One item that seems conspicuously absent from Prime Minister Stephen Harper’s wilderness kit, as he tromps across the Canada’s vast Arctic expanse this month, is a well-thumbed copy of Farley Mowat’s 1956 children’s classic, Two Against the North, also known in some publishing quarters as Lost in the Barrens.
The story tells the tale of a white boy, Jaime, and his Cree companion, Awasin, who overcome enormous odds to survive a season stranded on the brutal tundra. (Think Australian outback, except colder). During their sojourn, their cultural differences dissolve and heir friendship deepens. So does their respect for nature.
What’s not often mentioned in the literature reviews is that the book is also a pretty good survival guide for anyone who suddenly finds himself, say, needing to pitch a tent or light a pot of seal oil.
As the Globe and Mail reported last week, “An Inuit elder and Ranger dressed in traditional animal skins taught (Mr. Harper) how to build an inuksuk, the famous northern stone figure. They later erected a traditional animal skin shelter. Mr. Harper set up the pole inside the structure under direction from his wife, Laureen Harper. The Prime Minister was also instructed how to light a traditional carved bowl lamp – which uses seal oil – but was unable to set it afire. Mr. Harper remarked wryly: ‘I guess I’d die in the wilderness.’”
Sure, but what a way to go. Canadians’ – especially southern Canadians – love affair with their great boreal region grows more ardent in late summer, when the mug and grime of the urban landscape tests all but the most stoic, the Northern Lights crackle and dance in the imagination and the call of the wild is a primal scream.
“There is nothing worth living for but to have one’s name inscribed on the Arctic chart,” the 19th century English Poet Alfred Lord Tennyson once remarked. Mr. Harper might well agree. Every summer, the glaciers continue their relentless retreat and the polar ice recedes into memory. Every summer, the prime minister is there to bear witness to both loss and opportunity, as if to say the north isn’t what it used to be and likely never will be again. But is that, he is wont to query, necessarily a bad thing?

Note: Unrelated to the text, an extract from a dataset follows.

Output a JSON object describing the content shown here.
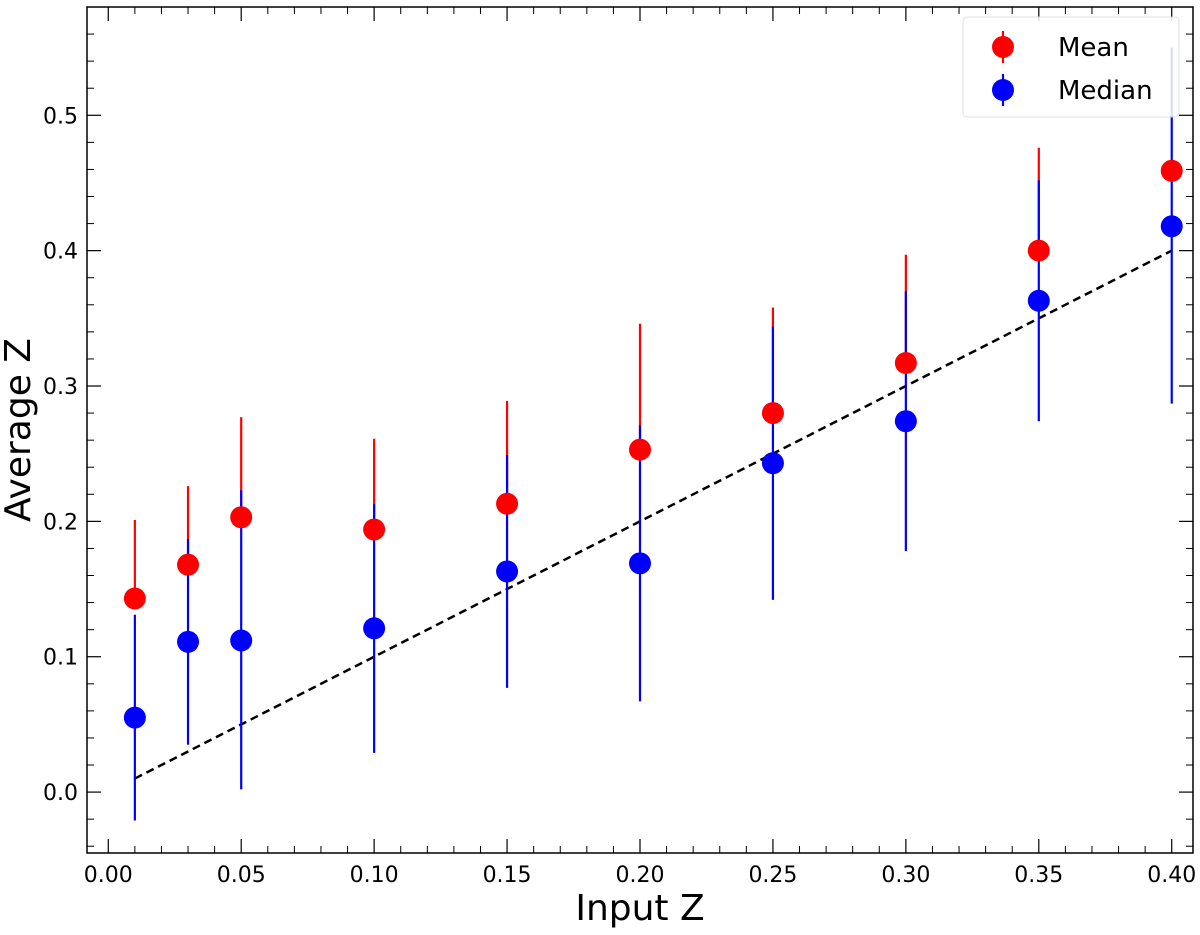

“We recognize that the Arctic is growing more accessible to international shipping,” he said in Churchill, Manitoba, two years ago. “The various circumpolar countries are pressing claims that may conflict with our own. The global demand for northern resources is growing. . .The first and highest priority of our northern strategy is the protection of our Arctic sovereignty. And as I have said many times before, the first principle of sovereignty is to use it or lose it.”
Of course, the federal government’s commitment to the region depends on an essentially dialectical arrangement with the truth: Global warming is mostly hype, but that doesn’t mean we can’t exploit it. In this, the environment takes a back seat to geopolitics and whispering ski-doos.
“The Canadian military has been secretly test-driving a $620,000 stealth snowmobile in its quest to quietly whisk troops on clandestine operations in the Arctic,” reports The Canadian Press. “The Department of National Defence even has a nickname for its cutting-edge, covert tool: ‘Loki,’ after the ‘mythological Norse shape-shifting god.’”
The Arctic, today, is not only a proving ground for the armed forces; it is the site of previously undreamt economic development. Or, as Mr. Harper’s northern strategy declares, “From the development of world-class diamond mines and massive oil and gas reserves, to a thriving tourism industry that attracts visitors from around the globe, the enormous economic potential of the North is on the cusp of being unlocked.The Government is taking action to encourage future exploration and development by improving Northern regulatory systems and investing in critical infrastructure to attract investors and developers to the North.”
So much for the pitching of tents and the igniting of lamps. So much for the sentimentalities of the south. Soon, the brightest of the northern lights will belong to the derricks and diggers of industry.